Par une ordonnance du 2 juin 2017, la clôture de l'instruction a été fixée au 9 août 2017 à 12 heures.

Vu les autres pièces du dossier.

Vu le code de justice administrative ;

Les parties ont été régulièrement averties du jour de l'audience.

Ont été entendus au cours de l'audience publique :

- le rapport de M. Paul-André Braud,

- les conclusions de M. Nicolas Normand, rapporteur public ;

- les observations de MeF..., représentant Mme C...et celles de MeD..., représentant la société Autoroutes du Sud de la France.
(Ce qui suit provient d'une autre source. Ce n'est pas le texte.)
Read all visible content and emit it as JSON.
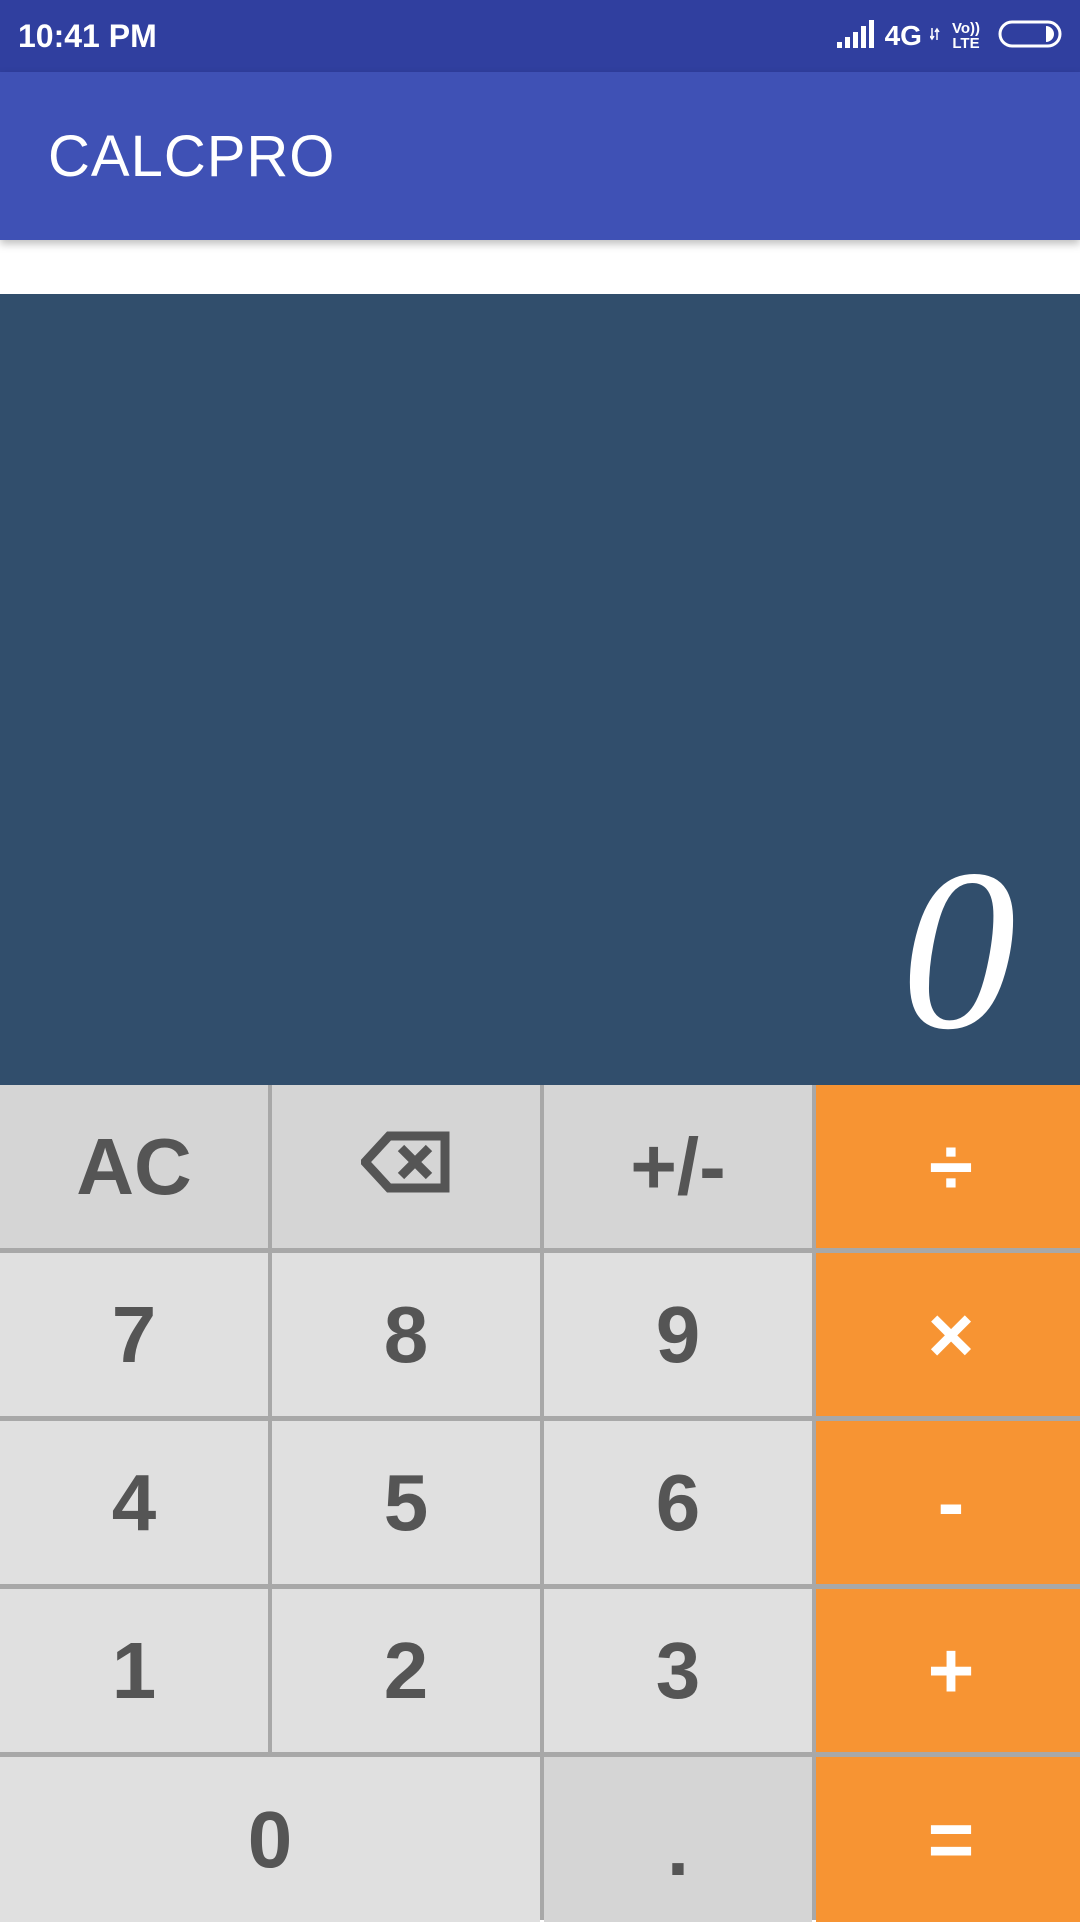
{
  "status_bar": {
    "time": "10:41 PM",
    "network": "4G",
    "volte_top": "Vo))",
    "volte_bottom": "LTE"
  },
  "app_bar": {
    "title": "CALCPRO"
  },
  "display": {
    "value": "0"
  },
  "keys": {
    "clear": "AC",
    "sign": "+/-",
    "divide": "÷",
    "multiply": "×",
    "subtract": "-",
    "add": "+",
    "equals": "=",
    "seven": "7",
    "eight": "8",
    "nine": "9",
    "four": "4",
    "five": "5",
    "six": "6",
    "one": "1",
    "two": "2",
    "three": "3",
    "zero": "0",
    "decimal": "."
  },
  "colors": {
    "status_bar": "#303f9f",
    "app_bar": "#3f51b5",
    "display_bg": "#314e6c",
    "operator_key": "#f79433",
    "digit_key": "#e0e0e0",
    "key_text": "#555555"
  },
  "icons": {
    "backspace": "backspace-icon",
    "signal": "signal-icon",
    "battery": "battery-icon",
    "data_arrows": "data-arrows-icon"
  }
}
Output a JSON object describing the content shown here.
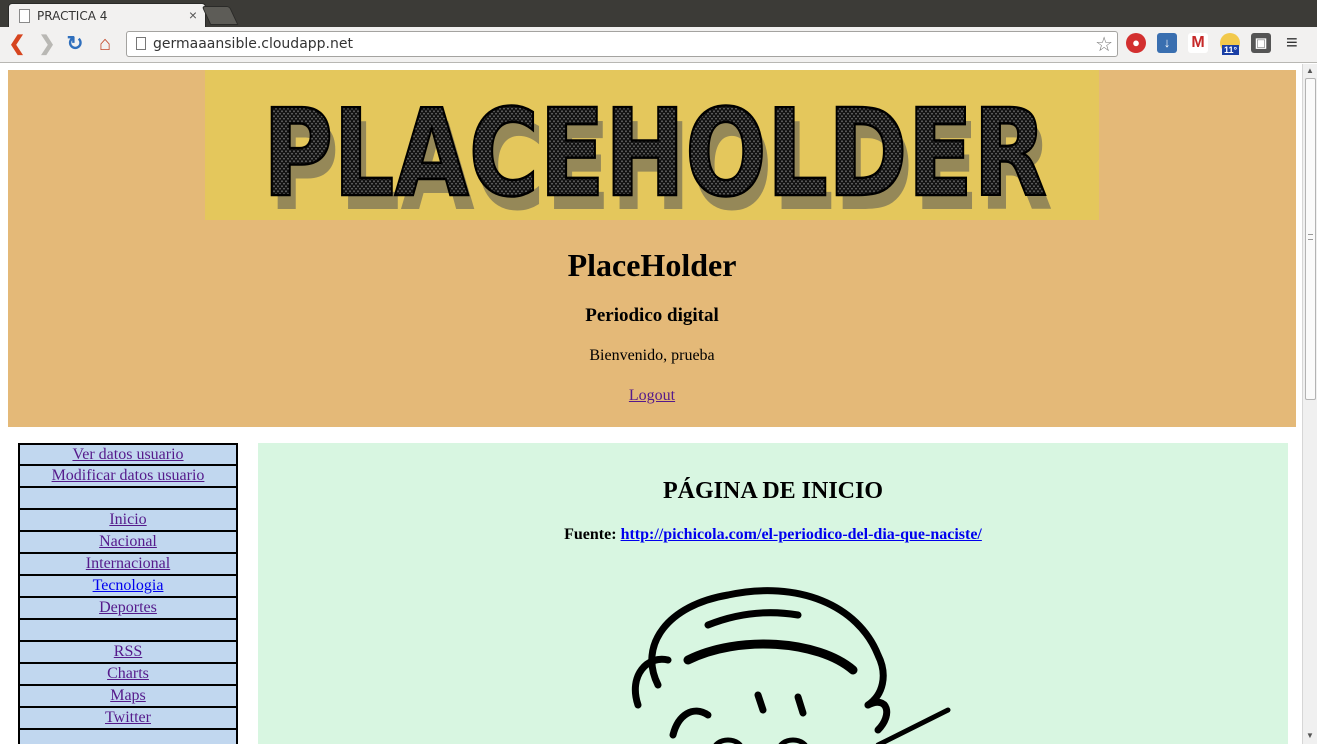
{
  "browser": {
    "tab_title": "PRACTICA 4",
    "tab_close": "×",
    "url": "germaaansible.cloudapp.net",
    "weather_temp": "11°"
  },
  "header": {
    "logo_text": "PLACEHOLDER",
    "title": "PlaceHolder",
    "subtitle": "Periodico digital",
    "welcome": "Bienvenido, prueba",
    "logout": "Logout "
  },
  "sidebar": {
    "items": [
      {
        "label": "Ver datos usuario"
      },
      {
        "label": "Modificar datos usuario"
      },
      {
        "label": ""
      },
      {
        "label": "Inicio"
      },
      {
        "label": "Nacional"
      },
      {
        "label": "Internacional"
      },
      {
        "label": "Tecnologia"
      },
      {
        "label": "Deportes"
      },
      {
        "label": ""
      },
      {
        "label": "RSS"
      },
      {
        "label": "Charts"
      },
      {
        "label": "Maps"
      },
      {
        "label": "Twitter"
      },
      {
        "label": ""
      }
    ]
  },
  "main": {
    "title": "PÁGINA DE INICIO",
    "source_label": "Fuente:",
    "source_link": "http://pichicola.com/el-periodico-del-dia-que-naciste/"
  },
  "colors": {
    "header_bg": "#e4b978",
    "banner_bg": "#e4c75c",
    "sidebar_bg": "#c1d7ef",
    "content_bg": "#d8f6e1",
    "visited_link": "#551a8b",
    "link": "#0000ee"
  }
}
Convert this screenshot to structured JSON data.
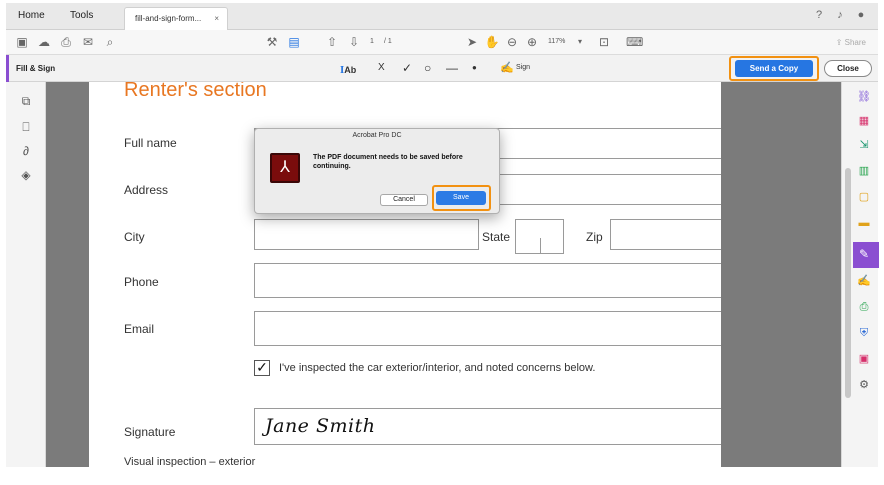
{
  "tabs": {
    "home": "Home",
    "tools": "Tools",
    "document": "fill-and-sign-form...",
    "close_glyph": "×"
  },
  "toolbar": {
    "page_current": "1",
    "page_total": "/ 1",
    "zoom": "117%",
    "share_label": "Share"
  },
  "fillsign": {
    "title": "Fill & Sign",
    "text_tool": "Ab",
    "cross_tool": "X",
    "check_tool": "✓",
    "sign_label": "Sign",
    "send_copy": "Send a Copy",
    "close": "Close"
  },
  "form": {
    "section_title": "Renter's section",
    "labels": {
      "full_name": "Full name",
      "address": "Address",
      "city": "City",
      "state": "State",
      "zip": "Zip",
      "phone": "Phone",
      "email": "Email",
      "signature": "Signature"
    },
    "checkbox_checked": "✓",
    "checkbox_label": "I've inspected the car exterior/interior, and noted concerns below.",
    "signature_value": "Jane Smith",
    "cutoff_text": "Visual inspection – exterior"
  },
  "dialog": {
    "title": "Acrobat Pro DC",
    "message": "The PDF document needs to be saved before continuing.",
    "cancel": "Cancel",
    "save": "Save"
  },
  "colors": {
    "accent_purple": "#8a4ed1",
    "highlight_orange": "#f29111",
    "button_blue": "#2676e2",
    "section_orange": "#e87722"
  }
}
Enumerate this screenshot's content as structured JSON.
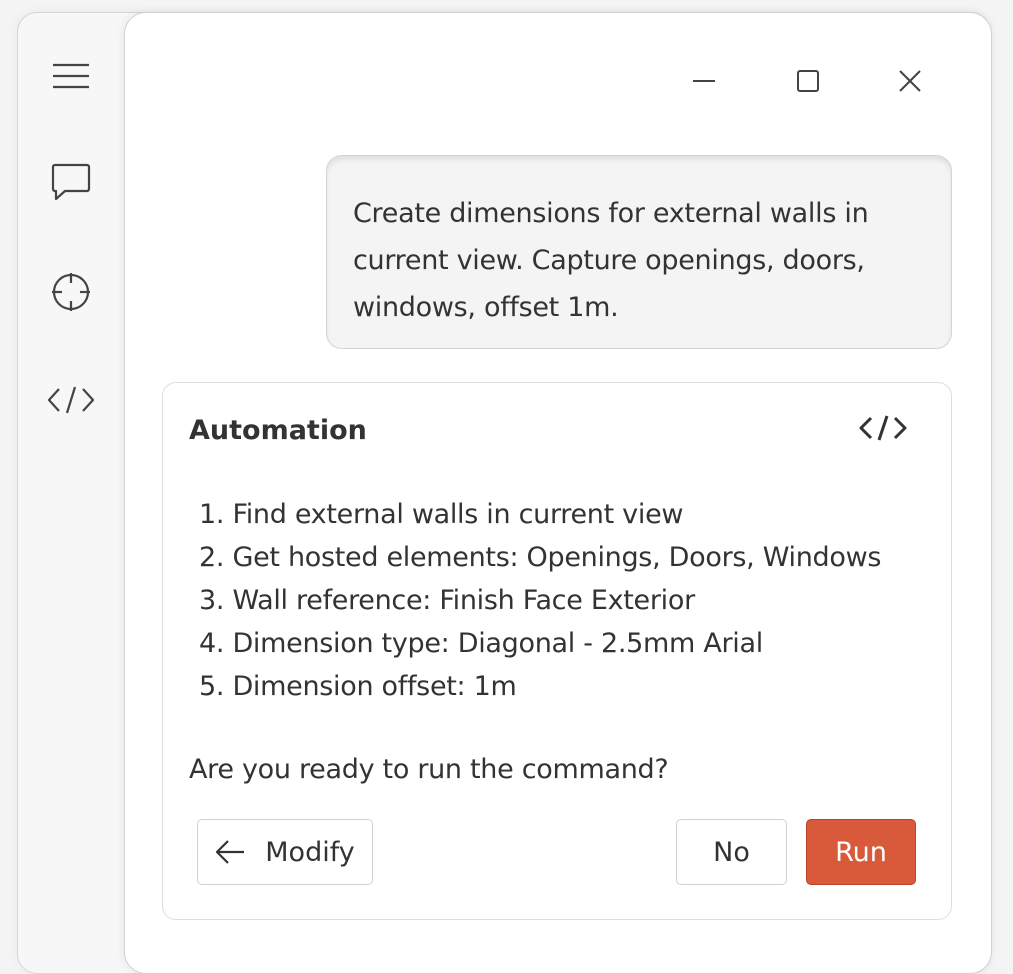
{
  "sidebar": {
    "items": [
      {
        "icon": "hamburger-menu-icon"
      },
      {
        "icon": "chat-icon"
      },
      {
        "icon": "crosshair-icon"
      },
      {
        "icon": "code-icon"
      }
    ]
  },
  "window_controls": {
    "minimize_icon": "minimize-icon",
    "maximize_icon": "maximize-icon",
    "close_icon": "close-icon"
  },
  "user_message": {
    "lines": [
      "Create dimensions for external walls in",
      "current view. Capture openings, doors,",
      "windows, offset 1m."
    ]
  },
  "automation_card": {
    "title": "Automation",
    "code_icon": "code-icon",
    "steps": [
      "1. Find external walls in current view",
      "2. Get hosted elements: Openings, Doors, Windows",
      "3. Wall reference: Finish Face Exterior",
      "4. Dimension type: Diagonal - 2.5mm Arial",
      "5. Dimension offset: 1m"
    ],
    "question": "Are you ready to run the command?",
    "buttons": {
      "modify_label": "Modify",
      "no_label": "No",
      "run_label": "Run"
    }
  },
  "colors": {
    "run_button": "#d85a3a",
    "text": "#333333",
    "panel_bg": "#ffffff",
    "sidebar_bg": "#f7f7f7"
  }
}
Vu la note en délibéré, enregistrée le 21 décembre 2017, présentée pour Mme C...par MeF....

Considérant ce qui suit :

1. Le juge des référés du tribunal administratif de Bordeaux a, par une ordonnance du 14 février 2013, ordonné la réalisation d'une expertise afin notamment de décrire les préjudices sonores et visuels subis par Mme A...C..., propriétaire d'une maison acquise en 1985 située sur la commune de Roquefort (Lot-et-Garonne) à proximité immédiate de l'emprise de l'autoroute A 62, du fait de l'existence et du fonctionnement de cette autoroute et de déterminer et évaluer le montant des travaux nécessaires pour y remédier. L'expert a rendu son rapport le 29 juillet 2014, à la suite duquel le juge des référés du tribunal, à nouveau saisi par MmeC..., a condamné la société anonyme Autoroutes du Sud de la France (ASF), concessionnaire de cette voie autoroutière, à verser à la demanderesse une indemnité provisionnelle de 30 000 euros à valoir sur la réparation de ses entiers préjudices. La société ASF ayant demandé au tribunal de fixer définitivement le montant de sa dette à l'égard de MmeC..., le tribunal administratif de Bordeaux, par un jugement du 1er décembre 2015, a jugé que la société ASF n'était redevable d'aucune dette envers Mme C...à raison des préjudices pour lesquels sa responsabilité était recherchée, a enjoint à celle-ci de restituer la somme de 30 000 euros versée par la société ASF à titre de provision sur la créance dont elle se prévalait devant le juge des référés et a mis à la charge définitive de Mme C...les frais d'expertise taxés et liquidés à hauteur de 6 284,09 euros. Mme C...relève appel de ce jugement et réitère sa demande formulée en première instance tendant à ce que le montant définitif de la dette de la société ASF à son égard soit fixé à la somme de 390 441,68 euros, à ce que la société ASF soit condamnée à lui verser cette somme, après déduction de l'indemnité provisionnelle de 30 000 euros acquittée dans le cadre de la procédure de référé, et demande pour la première fois en appel à ce qu'il soit enjoint à la société ASF de réaliser un " écran routier ".

Sur la responsabilité :

2. La responsabilité du concessionnaire d'un ouvrage public peut être engagée, même sans faute, à l'égard des demandeurs tiers par rapport à cet ouvrage du fait de l'existence ou du fonctionnement de celui-ci. Les personnes mises en cause doivent alors, pour dégager leur responsabilité, établir la preuve que le dommage est imputable à la faute de la victime ou à un cas de force majeure, sans que puisse être utilement invoqué le fait d'un tiers. La victime doit toutefois apporter la preuve de la réalité des préjudices qu'elle allègue avoir subis, et de l'existence d'un lien de causalité entre cet ouvrage et lesdits préjudices, qui doivent en outre présenter un caractère anormal et spécial. Toutefois, les préjudices qui n'excèdent pas les sujétions susceptibles d'être normalement imposées, dans l'intérêt général, aux riverains des ouvrages publics ne sont pas susceptibles d'ouvrir droit à indemnité.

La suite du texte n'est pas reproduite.